April In Paris
More from my mother's diaries:
When I was 12 my mother took me to Paris for a few days. Overseas holidays were far less common then and this was a huge adventure for both of us. From my mother's meticulous records I see that our five days in Paris cost £12, 12 shillings and sixpence each, which included travel "by rail and steamer", hotel accommodation, travel between the station and the hotel....... and free luggage labels. We stayed at the 'Hotel De Milan' which boasted 'Tout Le Confort' and an 'Ascenseur'.
Casual dress had not been invented in 1963 and I wore my Grammar School uniform throughout the holiday. This meant I stood out in Paris like a pork butcher in Tel Aviv.
My mother gives a fairly straight account of this holiday so I have added some of the details that stand out in my memory.
31st March, 1963
Apart from getting up at 4.30 am, the clocks were put on to summer time so that was really 3.30. We took a taxi to the station only to find that the 5.20 train was running at pre-summer time and was therefore an hour late. An hour's wait in an unheated waiting room on a filthy station was not an auspicious start.
However, our compartment companion made up for it. He was an Indian yogi who had been performing at Bristol Hippodrome - fire-eating, lying on a bed of nails, etc. 'Dani Almond' by name and very charming, he often appears on TV, knows many stars, and is also a clairvoyant and a judo black belt trained in Japan. He had been present when Gandhi had been assassinated.

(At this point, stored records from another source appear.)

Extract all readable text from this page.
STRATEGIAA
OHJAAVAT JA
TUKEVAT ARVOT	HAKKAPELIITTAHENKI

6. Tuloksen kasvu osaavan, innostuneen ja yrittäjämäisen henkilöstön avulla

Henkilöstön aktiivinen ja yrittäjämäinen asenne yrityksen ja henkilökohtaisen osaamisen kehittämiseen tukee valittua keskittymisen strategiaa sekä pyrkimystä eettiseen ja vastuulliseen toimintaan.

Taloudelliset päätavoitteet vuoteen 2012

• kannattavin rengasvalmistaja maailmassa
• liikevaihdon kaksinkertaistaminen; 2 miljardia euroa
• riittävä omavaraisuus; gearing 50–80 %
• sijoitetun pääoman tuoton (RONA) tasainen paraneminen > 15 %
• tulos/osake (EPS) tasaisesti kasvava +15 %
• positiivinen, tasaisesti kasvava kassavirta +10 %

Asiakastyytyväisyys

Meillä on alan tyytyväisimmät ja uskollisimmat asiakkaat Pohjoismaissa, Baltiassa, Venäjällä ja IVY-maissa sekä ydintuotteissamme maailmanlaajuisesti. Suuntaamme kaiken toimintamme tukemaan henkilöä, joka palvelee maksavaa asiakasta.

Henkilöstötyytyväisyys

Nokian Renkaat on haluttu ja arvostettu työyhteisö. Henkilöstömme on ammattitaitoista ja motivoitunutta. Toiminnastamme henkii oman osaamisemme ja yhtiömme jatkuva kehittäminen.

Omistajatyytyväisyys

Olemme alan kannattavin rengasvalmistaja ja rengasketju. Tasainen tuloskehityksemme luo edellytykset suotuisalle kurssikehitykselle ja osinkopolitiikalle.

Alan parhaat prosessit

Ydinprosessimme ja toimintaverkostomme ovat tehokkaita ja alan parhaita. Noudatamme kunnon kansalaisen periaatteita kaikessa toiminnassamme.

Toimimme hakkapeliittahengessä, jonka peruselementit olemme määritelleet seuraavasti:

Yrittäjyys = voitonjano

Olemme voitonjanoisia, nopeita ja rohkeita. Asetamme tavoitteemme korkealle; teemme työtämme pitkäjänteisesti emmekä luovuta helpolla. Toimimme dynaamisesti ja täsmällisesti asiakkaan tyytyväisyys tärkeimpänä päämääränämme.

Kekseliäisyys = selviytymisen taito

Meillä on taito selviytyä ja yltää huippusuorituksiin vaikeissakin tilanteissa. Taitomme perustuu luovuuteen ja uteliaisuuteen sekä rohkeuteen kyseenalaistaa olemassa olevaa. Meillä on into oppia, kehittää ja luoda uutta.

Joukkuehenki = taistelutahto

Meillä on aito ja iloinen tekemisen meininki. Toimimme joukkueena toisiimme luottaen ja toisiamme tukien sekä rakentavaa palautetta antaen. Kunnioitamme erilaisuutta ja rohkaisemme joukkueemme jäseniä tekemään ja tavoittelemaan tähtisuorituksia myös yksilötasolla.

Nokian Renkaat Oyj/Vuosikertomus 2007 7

[The train compartment stank of paraffin from the fire-eating equipment in his suitcase].
We sailed from Newhaven at 11.30. It was a French boat with French waiters and crew and it was nice to be in a French environment straight away. But the boat was so crowded we couldn't get a seat. We had a chicken lunch on board (12 shillings each). [60p]. It was too cold on deck for me but Willie spent a lot of time up there.
Then it was a two and a half hour train journey to Paris.

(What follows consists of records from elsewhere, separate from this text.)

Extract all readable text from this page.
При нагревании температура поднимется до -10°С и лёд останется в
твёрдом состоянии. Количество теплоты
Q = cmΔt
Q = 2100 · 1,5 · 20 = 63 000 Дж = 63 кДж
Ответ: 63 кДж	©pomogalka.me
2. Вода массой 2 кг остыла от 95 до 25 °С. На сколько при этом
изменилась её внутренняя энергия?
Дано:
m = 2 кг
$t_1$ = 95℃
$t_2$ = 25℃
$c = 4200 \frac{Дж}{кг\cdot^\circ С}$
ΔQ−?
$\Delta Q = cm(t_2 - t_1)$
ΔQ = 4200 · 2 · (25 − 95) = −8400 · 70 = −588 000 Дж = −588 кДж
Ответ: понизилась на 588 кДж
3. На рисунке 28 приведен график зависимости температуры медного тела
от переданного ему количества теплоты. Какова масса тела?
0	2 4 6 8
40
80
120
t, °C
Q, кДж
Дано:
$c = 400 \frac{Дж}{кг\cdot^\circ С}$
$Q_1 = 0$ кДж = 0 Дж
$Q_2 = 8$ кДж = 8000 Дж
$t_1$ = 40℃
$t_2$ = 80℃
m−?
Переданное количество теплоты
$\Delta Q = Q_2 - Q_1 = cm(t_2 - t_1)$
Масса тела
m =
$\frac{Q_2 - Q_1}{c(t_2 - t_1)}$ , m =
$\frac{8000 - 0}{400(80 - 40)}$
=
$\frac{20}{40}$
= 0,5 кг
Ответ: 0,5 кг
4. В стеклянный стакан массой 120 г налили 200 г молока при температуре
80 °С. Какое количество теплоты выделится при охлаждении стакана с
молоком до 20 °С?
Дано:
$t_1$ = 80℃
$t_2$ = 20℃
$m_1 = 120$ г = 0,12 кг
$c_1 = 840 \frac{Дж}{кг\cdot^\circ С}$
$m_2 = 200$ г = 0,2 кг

[At one of the stops on this train journey I announced to the whole compartment that we had arrived at a station called 'Hommes'. My mother told me I was looking at the sign outside the men's lavatory and everyone laughed. This embarrassment put me off speaking foreign languages for life.]

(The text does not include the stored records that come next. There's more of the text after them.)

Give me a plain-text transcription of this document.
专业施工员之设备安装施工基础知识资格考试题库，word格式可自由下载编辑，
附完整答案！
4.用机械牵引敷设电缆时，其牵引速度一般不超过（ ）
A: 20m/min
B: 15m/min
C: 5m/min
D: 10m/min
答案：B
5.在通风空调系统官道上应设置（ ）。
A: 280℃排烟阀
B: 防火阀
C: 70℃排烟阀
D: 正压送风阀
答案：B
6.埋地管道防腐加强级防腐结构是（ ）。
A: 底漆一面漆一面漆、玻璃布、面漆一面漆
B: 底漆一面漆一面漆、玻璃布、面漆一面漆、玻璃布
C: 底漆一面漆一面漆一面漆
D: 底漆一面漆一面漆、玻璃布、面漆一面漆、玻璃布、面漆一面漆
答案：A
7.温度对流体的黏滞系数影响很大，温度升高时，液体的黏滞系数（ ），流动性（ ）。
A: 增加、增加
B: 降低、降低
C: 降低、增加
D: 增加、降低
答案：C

On the Sunday evening we had a walk around and tried to sort out our French coins. Willie was brave and started using his French straightaway, asking the prices and doing his own shopping. We had a meal in a small restaurant. The atmosphere made us feel we were in a Maigret story.
1st April 1963
We were late returning to the hotel and at nearly midnight in the Metro tunnel where we changed trains we heard a voice shouting "Anglais! Anglais!" excitedly and turned to see a workman appearing a little the worse for drink and pointing at Willie. He came up to us and I had quite a conversation with him. It was fun. He knew we were English because of Willie's school cap. He had worked in the circus and been in many different countries. He ranted on abut the brotherhood of man and about us all having the same blood in our veins.
[Not understanding the conversation, I had been terrified. In making his point, the drunken man had grabbed my hand and pointed at the veins in my wrist. I thought he was going to slash my wrist. But my mother was just glad to be able to practise her French and clearly enjoyed the encounter.]
2nd April 1963
We went to buy theatre tickets and had our meal near the Mogador Theatre at 'Le Gaulois'. Willie had made up his mind to try everything, even to eating snails, so he bravely ordered 'Escargots de Boulogne'. In spite of plenty of French bread and washing them down with lots of white wine, he didn't like them. I had Sole Meuniere. Then we were ready for the show at the Mogador - 'La Veuve Joyeuse' [The Merry Widow] which was excellent. It was nearly midnight when we came out and nearly one o'clock when we got to bed.
[I found the snails nauseating but repeatedly told the waiter they were excellent. Not wanting the waiter to think I was lying, I surreptitiously kept dropping snails into a paper bag in my lap and then put this bag into my mother's shopping bag. In the heat of the theatre auditorium, the bag of garlic snails began to smell dreadfully and several people moved from our row to other seats. En plus, as the French say, I was felling very ill from the few snails I had ingested and the copious amounts of white wine I had washed them down with, so several times I had to leave my seat to be sick in the toilets. To this day, the music of 'The Merry Widow' makes me feel nauseous.]
Keeping a 12 year old out on the town until 1 am and giving him white wine - today my mother would probably get one of the Government's new Parenting Orders.